「いない?」

「違うよ。サンタはね、いるんだよ。友達が言ってた」

そうか、と仲山は呟く。夢を壊してはいけないと今更思ったが、もう娘はその秘密を知っていそうだ。そこで、凛はいたずらっぽい笑顔で仲山に耳打ちしてきた。その表情は昔の惟子に似ていると仲山は懐かしい気持ちになった。

「サンタは、親なんだって」

お父さんからはぬいぐるみね、ママは何をくれるかなあ、と凛は呟く。そうか、ともう一度頷いて、仲山は凛に再度耳当てを着けさせた。そろそろ十三時、連絡が来ると見込んでいるのだ。

滝口はシステム管理者と話ができただろうか、と仲山は考える。システム管理者側としては、乗っ取られただなんて話は普通外部には漏らさないはずだ。しかし、実際にドリームアイが停止した現場にいた滝口ならば、話を聞き出せるのではないかと仲山は思っている。
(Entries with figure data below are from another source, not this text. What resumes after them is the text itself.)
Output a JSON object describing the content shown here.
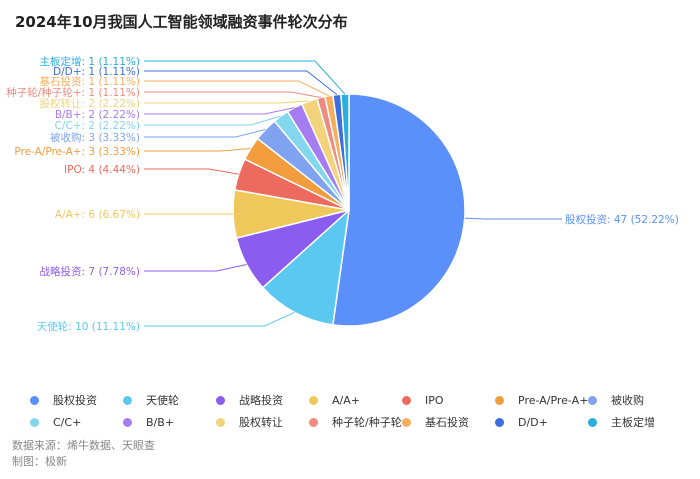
{
  "chart_data": {
    "type": "pie",
    "title": "2024年10月我国人工智能领域融资事件轮次分布",
    "total": 90,
    "slices": [
      {
        "name": "股权投资",
        "value": 47,
        "label": "股权投资: 47 (52.22%)",
        "color": "#5b8ff9"
      },
      {
        "name": "天使轮",
        "value": 10,
        "label": "天使轮: 10 (11.11%)",
        "color": "#5ac8f0"
      },
      {
        "name": "战略投资",
        "value": 7,
        "label": "战略投资: 7 (7.78%)",
        "color": "#8b5cf0"
      },
      {
        "name": "A/A+",
        "value": 6,
        "label": "A/A+: 6 (6.67%)",
        "color": "#f0c75a"
      },
      {
        "name": "IPO",
        "value": 4,
        "label": "IPO: 4 (4.44%)",
        "color": "#ec6a5e"
      },
      {
        "name": "Pre-A/Pre-A+",
        "value": 3,
        "label": "Pre-A/Pre-A+: 3 (3.33%)",
        "color": "#f19d3e"
      },
      {
        "name": "被收购",
        "value": 3,
        "label": "被收购: 3 (3.33%)",
        "color": "#7fa3f0"
      },
      {
        "name": "C/C+",
        "value": 2,
        "label": "C/C+: 2 (2.22%)",
        "color": "#82d6ee"
      },
      {
        "name": "B/B+",
        "value": 2,
        "label": "B/B+: 2 (2.22%)",
        "color": "#a57cf2"
      },
      {
        "name": "股权转让",
        "value": 2,
        "label": "股权转让: 2 (2.22%)",
        "color": "#f3d27c"
      },
      {
        "name": "种子轮/种子轮+",
        "value": 1,
        "label": "种子轮/种子轮+: 1 (1.11%)",
        "color": "#ee8a80"
      },
      {
        "name": "基石投资",
        "value": 1,
        "label": "基石投资: 1 (1.11%)",
        "color": "#f4ae5e"
      },
      {
        "name": "D/D+",
        "value": 1,
        "label": "D/D+: 1 (1.11%)",
        "color": "#3c6ee0"
      },
      {
        "name": "主板定增",
        "value": 1,
        "label": "主板定增: 1 (1.11%)",
        "color": "#2aaee0"
      }
    ],
    "legend_placement": "bottom"
  },
  "source": {
    "line1": "数据来源：烯牛数据、天眼查",
    "line2": "制图：极新"
  }
}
ただ、犯人がいるという話を滝口自身は信じていないため、きっと今ごろ気持ちが揺らいでいるだろう。警察を信じるなとは伝えたが、どう動いてくれるかはわからないのだ。できれば警察側にも協力者を作っておきたいところだと仲山は考えた。

「しかし、難しいだろうな……」

そう呟いたところで、ちょうど音が鳴った。ゴンドラのスピーカーではなく、ゴンドラ内の固定通話からだ。さっき使えなくなっていたはずなのに、と疑問に思いながら仲山が受話器を取ると、あの合成音声が流れてくる。

『やあ、ごきげんよう』

「……『小人』、か」

観覧車の運行だけではなく、通話システムも乗っ取られているということに仲山は気付いた。